To give context to PLACE-based pedagogy, Walker and Hinojosa explored community engaged projects across San Antonio. Three key aspects informed the presentation’s rhetorical lens: place-keeping, decolonization, and pluriversality. According to Hinojosa, place-keeping can be thought of as stewarding the rhetorical, physical, and connective aspects of a place by asking “What are we going to hold onto [and let go of] in this place?” In this context, decolonization can be taken as an act of place-keeping that interrogates a place’s history in terms of displacement, identity, and reclamation. Finally, pluriversality is a decolonial, counternarrative rhetorical theory in which (according to Walker) “by focusing on one thing, multiple worlds emerge.” Taken together, Walker and Hinojosa shared that the three create an impetus not only to investigate the physical contexts in which rhetorics are enacted, but also to understand the multiple and often conflicting stories behind them.
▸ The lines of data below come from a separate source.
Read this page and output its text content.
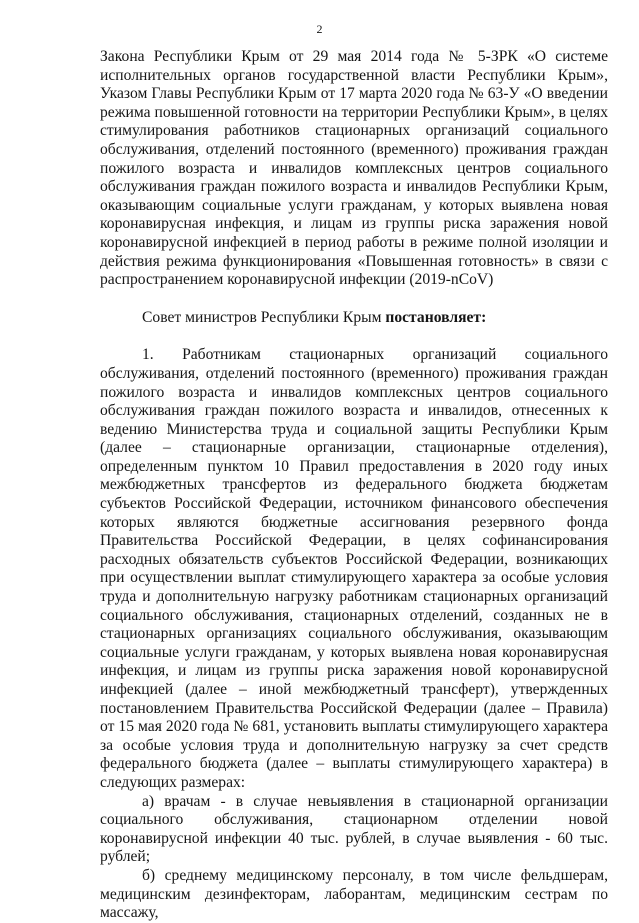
2

Закона Республики Крым от 29 мая 2014 года № 5-ЗРК «О системе исполнительных органов государственной власти Республики Крым», Указом Главы Республики Крым от 17 марта 2020 года № 63-У «О введении режима повышенной готовности на территории Республики Крым», в целях стимулирования работников стационарных организаций социального обслуживания, отделений постоянного (временного) проживания граждан пожилого возраста и инвалидов комплексных центров социального обслуживания граждан пожилого возраста и инвалидов Республики Крым, оказывающим социальные услуги гражданам, у которых выявлена новая коронавирусная инфекция, и лицам из группы риска заражения новой коронавирусной инфекцией в период работы в режиме полной изоляции и действия режима функционирования «Повышенная готовность» в связи с распространением коронавирусной инфекции (2019-nCoV)

Совет министров Республики Крым постановляет:

1. Работникам стационарных организаций социального обслуживания, отделений постоянного (временного) проживания граждан пожилого возраста и инвалидов комплексных центров социального обслуживания граждан пожилого возраста и инвалидов, отнесенных к ведению Министерства труда и социальной защиты Республики Крым (далее – стационарные организации, стационарные отделения), определенным пунктом 10 Правил предоставления в 2020 году иных межбюджетных трансфертов из федерального бюджета бюджетам субъектов Российской Федерации, источником финансового обеспечения которых являются бюджетные ассигнования резервного фонда Правительства Российской Федерации, в целях софинансирования расходных обязательств субъектов Российской Федерации, возникающих при осуществлении выплат стимулирующего характера за особые условия труда и дополнительную нагрузку работникам стационарных организаций социального обслуживания, стационарных отделений, созданных не в стационарных организациях социального обслуживания, оказывающим социальные услуги гражданам, у которых выявлена новая коронавирусная инфекция, и лицам из группы риска заражения новой коронавирусной инфекцией (далее – иной межбюджетный трансферт), утвержденных постановлением Правительства Российской Федерации (далее – Правила) от 15 мая 2020 года № 681, установить выплаты стимулирующего характера за особые условия труда и дополнительную нагрузку за счет средств федерального бюджета (далее – выплаты стимулирующего характера) в следующих размерах:

а) врачам - в случае невыявления в стационарной организации социального обслуживания, стационарном отделении новой коронавирусной инфекции 40 тыс. рублей, в случае выявления - 60 тыс. рублей;

б) среднему медицинскому персоналу, в том числе фельдшерам, медицинским дезинфекторам, лаборантам, медицинским сестрам по массажу,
Walker and Hinojosa guided the audience through critically reading one of San Antonio’s San Pedro Creek Park murals. This mural encapsulates the area’s complex history of colonization, gentrification, reclamation – as well as the stories that continue the legacies of each. They then invited the audience to share their own examples of places where the same questions regarding place-keeping, decolonization, and pluriversality can help create a deeper understanding of place. Additionally, the presentation walked the audience through several borderland story-maps, which detailed locations in San Antonio that were critical in the region’s history of resisting colonization, gentrification, and civil rights abuses. Conversation also focused on how such rhetorical approaches, particularly story-mapping, can be applied in teaching contexts.
“De Todos Caminos Somos Todos Uno” Mural in San Pedro Creek Culture Park , San Antonio. By Adriana Garcia.
Finally, Walker and Hinojosa discussed their research and teaching through the Urban Bird Project, a community science program that connects students and scholars of Avain Ecology, Mexican-American Studies, and Indigenous Studies with students from local schools to explore local and culturally significant birds through a rhetorical and scientific lens. The project advances by “engaging students and community members in bird-focused ecological research, increasing cross-cultural understanding of the importance of birds across communities, and engaging in the co-development & construction of knowledge through community science.”
From Chicago to San Antonio and beyond, PLACE-based pedagogy engages students, instructors, and community partners alike in deep place-based reflection. This pedagogical approach also provides a pathway for writing and rhetoric scholars to advance liberation through mindful and critical pedagogy. Walker and Hinojosa concluded that across disciplines and through stories, PLACE-based pedagogy encourages rootedness and collaboration toward social justice that are critical for the field.
Kenneth Walker, PhD is an Associate Professor at the University of Texas, San Antonio. He is a rhetorical scholar-activist with expertise in interdisciplinary humanities at the intersections of ecology, technology, and community. Broadly, his research examines how ecological, cultural, and political rhetorics interact through place-based, interdisciplinary, and community-engaged projects.
–
Carolina Hinojosa is a second-year doctoral student in English at the University of Texas, San Antonio. She conducts interdisciplinary research at the intersections of spatial rhetoric, digital humanities, and Latinx/Chicanx feminist ecologies. Hinojosa is native to San Antonio, Texas and engages in space-place community projects.